The company is currently trading at 10.63X forward 12-month earnings, below its five-year median of 20.55X and the industry average of 13.18X. This suggests the stock is undervalued, potentially reflecting cautious investor sentiment or market concerns about its near-term performance.

ACHC’s Earnings Estimates Moving Down

Reflecting the negative sentiment around Acadia Healthcare, the Zacks Consensus Estimate for earnings per share has seen downward revisions. The consensus estimate for 2024 adjusted earnings for ACHC is currently pegged at $3.42 per share, indicating a 0.6% year-over-year decline.

Zacks Investment Research
Zacks Investment Research

Image Source: Zacks Investment Research

More Headwinds

The company has lowered its 2024 financial outlook. Revenue projections were reduced to $3.15–$3.165 billion from the earlier range of $3.18–$3.225 billion. Adjusted EBITDA guidance was also cut to $725–$735 million, down from $735–$765 million.
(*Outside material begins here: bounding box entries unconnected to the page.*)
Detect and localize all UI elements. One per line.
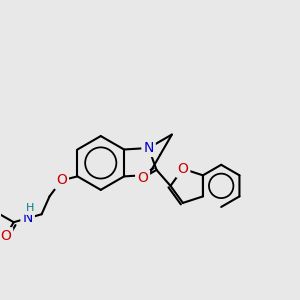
Text: O: O	[0, 229, 11, 243]
Text: O: O	[177, 162, 188, 176]
Text: H: H	[26, 203, 34, 213]
Text: N: N	[143, 141, 154, 155]
Text: O: O	[56, 173, 67, 188]
Text: N: N	[22, 211, 33, 225]
Text: O: O	[137, 171, 148, 185]
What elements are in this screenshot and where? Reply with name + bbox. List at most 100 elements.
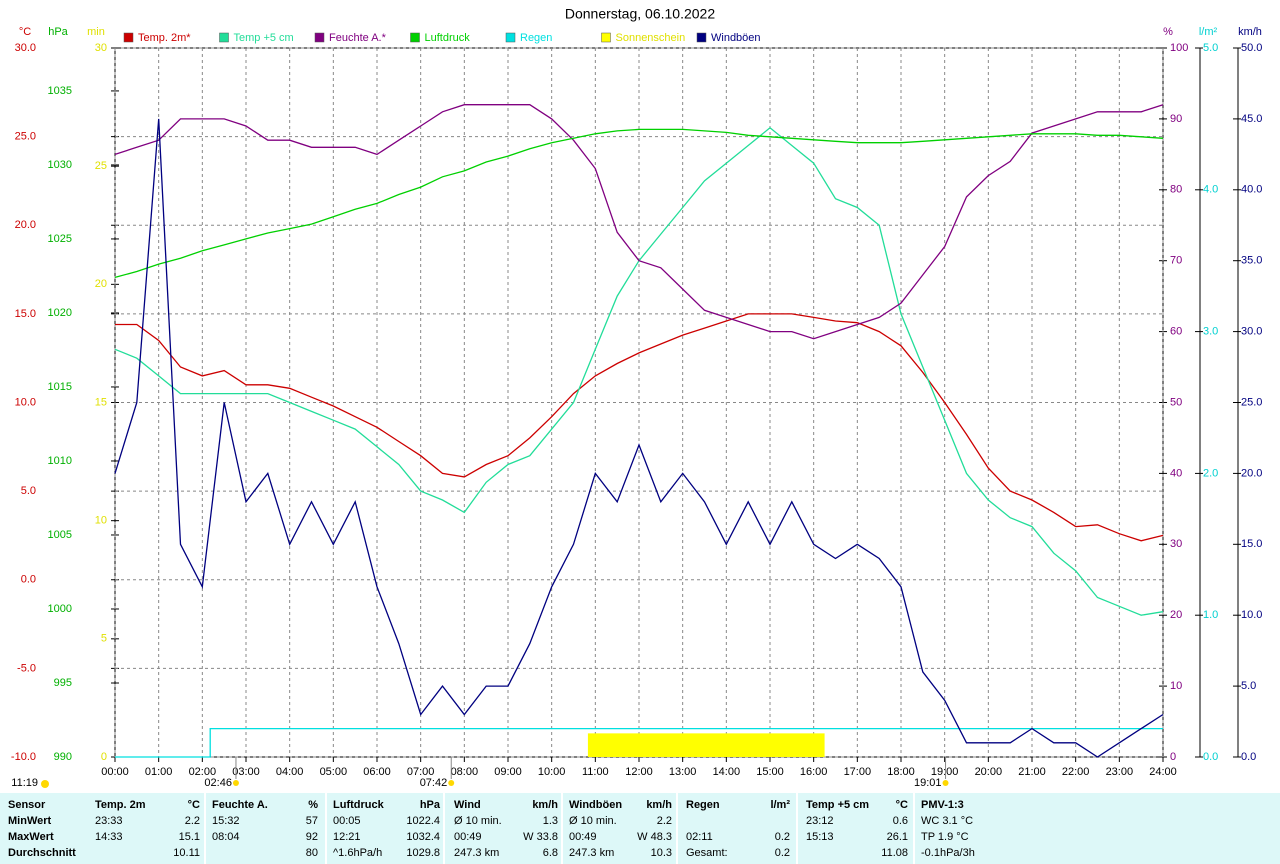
legend-swatch	[696, 32, 707, 43]
y-tick-label: 10	[95, 515, 107, 527]
table-cell: 00:49	[569, 831, 597, 843]
table-cell: °C	[188, 799, 200, 811]
y-tick-label: 50	[1170, 396, 1182, 408]
y-tick-label: 20.0	[1241, 467, 1262, 479]
table-cell: 1032.4	[406, 831, 440, 843]
legend-label: Regen	[520, 32, 552, 44]
x-tick-label: 14:00	[713, 766, 741, 778]
legend-label: Luftdruck	[425, 32, 471, 44]
series-line	[115, 727, 1163, 758]
y-tick-label: 30.0	[15, 42, 36, 54]
x-tick-label: 22:00	[1062, 766, 1090, 778]
y-tick-label: 1010	[48, 455, 72, 467]
y-tick-label: 15.0	[1241, 538, 1262, 550]
table-cell: 2.2	[185, 815, 200, 827]
legend-label: Windböen	[711, 32, 761, 44]
table-cell: 247.3 km	[569, 847, 614, 859]
table-cell: Ø 10 min.	[454, 815, 502, 827]
x-tick-label: 05:00	[320, 766, 348, 778]
table-cell: W 48.3	[637, 831, 672, 843]
axis-unit: °C	[19, 26, 31, 38]
x-tick-label: 18:00	[887, 766, 915, 778]
y-tick-label: 80	[1170, 184, 1182, 196]
table-cell: km/h	[532, 799, 558, 811]
table-cell: 15.1	[179, 831, 200, 843]
legend-swatch	[410, 32, 420, 43]
table-cell: 1029.8	[406, 847, 440, 859]
table-cell: 15:13	[806, 831, 834, 843]
table-cell: 0.2	[775, 831, 790, 843]
y-tick-label: 1020	[48, 307, 72, 319]
table-cell: Wind	[454, 799, 481, 811]
x-tick-label: 04:00	[276, 766, 304, 778]
table-cell: ^1.6hPa/h	[333, 847, 382, 859]
legend-swatch	[314, 32, 325, 43]
series-line	[115, 313, 1164, 542]
y-tick-label: 5.0	[1241, 680, 1256, 692]
x-tick-label: 01:00	[145, 766, 173, 778]
table-cell: 00:49	[454, 831, 482, 843]
table-cell: WC 3.1 °C	[921, 815, 973, 827]
table-cell: MaxWert	[8, 831, 54, 843]
y-tick-label: 35.0	[1241, 255, 1262, 267]
y-tick-label: -5.0	[17, 662, 36, 674]
y-tick-label: 1025	[48, 233, 72, 245]
x-tick-label: 15:00	[756, 766, 784, 778]
y-tick-label: 15	[95, 396, 107, 408]
table-cell: 247.3 km	[454, 847, 499, 859]
x-tick-label: 10:00	[538, 766, 566, 778]
table-cell: 23:33	[95, 815, 123, 827]
chart-title: Donnerstag, 06.10.2022	[565, 6, 715, 22]
legend-label: Temp. 2m*	[138, 32, 191, 44]
y-tick-label: 1035	[48, 85, 72, 97]
marker-label: 19:01	[914, 777, 942, 789]
table-cell: hPa	[420, 799, 441, 811]
table-cell: Ø 10 min.	[569, 815, 617, 827]
x-tick-label: 19:00	[931, 766, 959, 778]
marker-label: 07:42	[420, 777, 448, 789]
y-tick-label: 40	[1170, 467, 1182, 479]
axis-unit: min	[87, 26, 105, 38]
x-tick-label: 02:00	[189, 766, 217, 778]
y-tick-label: 0	[1170, 751, 1176, 763]
series-line	[114, 104, 1164, 340]
axis-unit: hPa	[48, 26, 68, 38]
y-tick-label: -10.0	[11, 751, 36, 763]
table-cell: 0.6	[893, 815, 908, 827]
y-tick-label: 20	[1170, 609, 1182, 621]
y-tick-label: 60	[1170, 326, 1182, 338]
y-tick-label: 100	[1170, 42, 1188, 54]
table-cell: 1.3	[543, 815, 558, 827]
marker-icon	[942, 780, 949, 786]
y-tick-label: 90	[1170, 113, 1182, 125]
table-cell: Feuchte A.	[212, 799, 268, 811]
table-cell: 2.2	[657, 815, 672, 827]
y-tick-label: 25.0	[1241, 396, 1262, 408]
table-cell: km/h	[646, 799, 672, 811]
x-tick-label: 03:00	[232, 766, 260, 778]
table-cell: Luftdruck	[333, 799, 385, 811]
x-tick-label: 23:00	[1106, 766, 1134, 778]
x-tick-label: 11:00	[582, 766, 609, 778]
table-cell: 14:33	[95, 831, 123, 843]
table-cell: Sensor	[8, 799, 46, 811]
legend-swatch	[123, 32, 134, 43]
table-cell: Temp +5 cm	[806, 799, 869, 811]
y-tick-label: 1.0	[1203, 609, 1218, 621]
y-tick-label: 0.0	[1241, 751, 1256, 763]
x-tick-label: 21:00	[1018, 766, 1046, 778]
marker-label: 02:46	[204, 777, 232, 789]
y-tick-label: 15.0	[15, 308, 36, 320]
y-tick-label: 3.0	[1203, 326, 1218, 338]
y-tick-label: 25	[95, 160, 107, 172]
x-tick-label: 07:00	[407, 766, 435, 778]
x-tick-label: 20:00	[975, 766, 1003, 778]
table-cell: -0.1hPa/3h	[921, 847, 975, 859]
marker-icon	[448, 780, 455, 786]
y-tick-label: 30	[1170, 538, 1182, 550]
axis-unit: km/h	[1238, 26, 1262, 38]
sun-icon	[41, 780, 49, 788]
table-cell: TP 1.9 °C	[921, 831, 969, 843]
table-cell: MinWert	[8, 815, 52, 827]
Acadia Healthcare’s return on invested capital of 8.55X is lower than the industry average of 12.89X, suggesting that the company is less efficient at generating returns from its investments relative to its peers. Apart from competitive disadvantages, the stock is also facing increasing expenses.
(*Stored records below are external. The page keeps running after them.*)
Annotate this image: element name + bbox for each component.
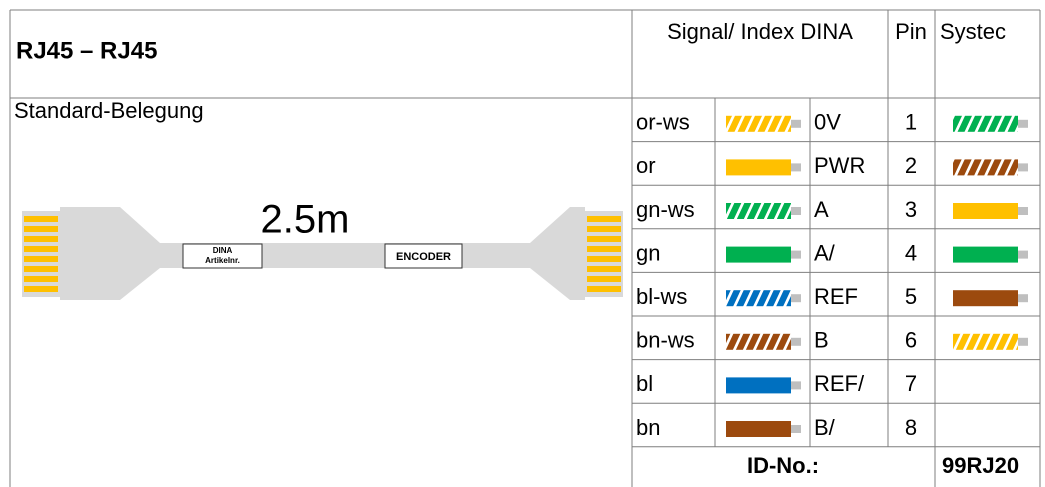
plug	[22, 211, 60, 297]
cable	[60, 207, 585, 300]
wire-end	[791, 163, 801, 172]
wire-end	[1018, 294, 1028, 303]
pin	[24, 246, 58, 252]
pin	[24, 276, 58, 282]
pin	[587, 286, 621, 292]
pin	[24, 216, 58, 222]
pin: 6	[905, 328, 917, 353]
pin: 2	[905, 153, 917, 178]
wire-end	[791, 425, 801, 433]
label-text: DINA	[213, 246, 233, 255]
plug	[585, 211, 623, 297]
label-text: Artikelnr.	[205, 256, 240, 265]
cable-length: 2.5m	[261, 198, 350, 242]
column-header: Systec	[940, 19, 1006, 44]
label-text: ENCODER	[396, 251, 451, 263]
dina-signal: A/	[814, 240, 836, 265]
dina-signal: 0V	[814, 110, 841, 135]
pin	[587, 246, 621, 252]
pin: 1	[905, 110, 917, 135]
wire-swatch	[726, 159, 791, 176]
pin	[587, 236, 621, 242]
signal: or-ws	[636, 110, 690, 135]
label-box	[384, 243, 463, 269]
wire-end	[791, 294, 801, 303]
title: RJ45 – RJ45	[16, 37, 157, 64]
pin: 8	[905, 415, 917, 440]
dina-signal: B	[814, 328, 829, 353]
pin	[587, 256, 621, 262]
wire-end	[791, 207, 801, 215]
pin	[587, 216, 621, 222]
label-box	[182, 243, 263, 269]
subtitle: Standard-Belegung	[14, 98, 204, 123]
pin	[587, 276, 621, 282]
wire-end	[1018, 163, 1028, 172]
pin: 7	[905, 371, 917, 396]
wire-end	[1018, 250, 1028, 259]
signal: bl-ws	[636, 284, 687, 309]
dina-signal: REF	[814, 284, 858, 309]
dina-signal: REF/	[814, 371, 865, 396]
id-value: 99RJ20	[942, 453, 1019, 478]
pin	[587, 226, 621, 232]
column-header: Pin	[895, 19, 927, 44]
plug-pins	[24, 216, 621, 292]
dina-signal: A	[814, 197, 829, 222]
wire-end	[791, 337, 801, 346]
cable-drawing: DINA Artikelnr. ENCODER 2.5m	[22, 198, 623, 300]
signal: bn	[636, 415, 660, 440]
wire-swatch	[726, 115, 791, 132]
pin	[24, 286, 58, 292]
wire-end	[791, 119, 801, 128]
wire-end	[1018, 207, 1028, 215]
pin	[24, 266, 58, 272]
wire-swatch	[726, 333, 791, 350]
wire-swatch	[726, 421, 791, 437]
pin: 3	[905, 197, 917, 222]
dina-signal: B/	[814, 415, 836, 440]
wire-swatch	[953, 115, 1018, 132]
pin: 5	[905, 284, 917, 309]
pin	[24, 236, 58, 242]
signal: gn-ws	[636, 197, 695, 222]
wire-swatch	[726, 246, 791, 263]
wire-end	[1018, 119, 1028, 128]
wire-end	[1018, 337, 1028, 346]
wire-swatch	[953, 333, 1018, 350]
column-header: Signal/ Index DINA	[667, 19, 853, 44]
pin	[24, 226, 58, 232]
signal: bl	[636, 371, 653, 396]
pin	[24, 256, 58, 262]
id-label: ID-No.:	[747, 453, 819, 478]
signal: or	[636, 153, 656, 178]
wire-swatch	[726, 290, 791, 307]
wire-swatch	[726, 203, 791, 219]
pin: 4	[905, 240, 917, 265]
wire-swatch	[953, 290, 1018, 307]
dina-signal: PWR	[814, 153, 865, 178]
wire-swatch	[726, 377, 791, 394]
wire-swatch	[953, 159, 1018, 176]
wire-swatch	[953, 203, 1018, 219]
wire-end	[791, 381, 801, 390]
wire-end	[791, 250, 801, 259]
wire-swatch	[953, 246, 1018, 263]
signal: bn-ws	[636, 328, 695, 353]
pin	[587, 266, 621, 272]
signal: gn	[636, 240, 660, 265]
Total expenses increased by 7% year over year in 2021, 9.7% in 2022 and 32.1% in 2023, primarily due to higher salaries, wages and benefits. We expect salaries, wages and benefits to jump 7% year over year in 2024 to more than $1.68 billion. Our estimates for professional fees and supplies suggest 9.2% and 5.6% year-over-year growth in 2024, respectively. With growing utilization, the company’s related costs will increase in the days ahead.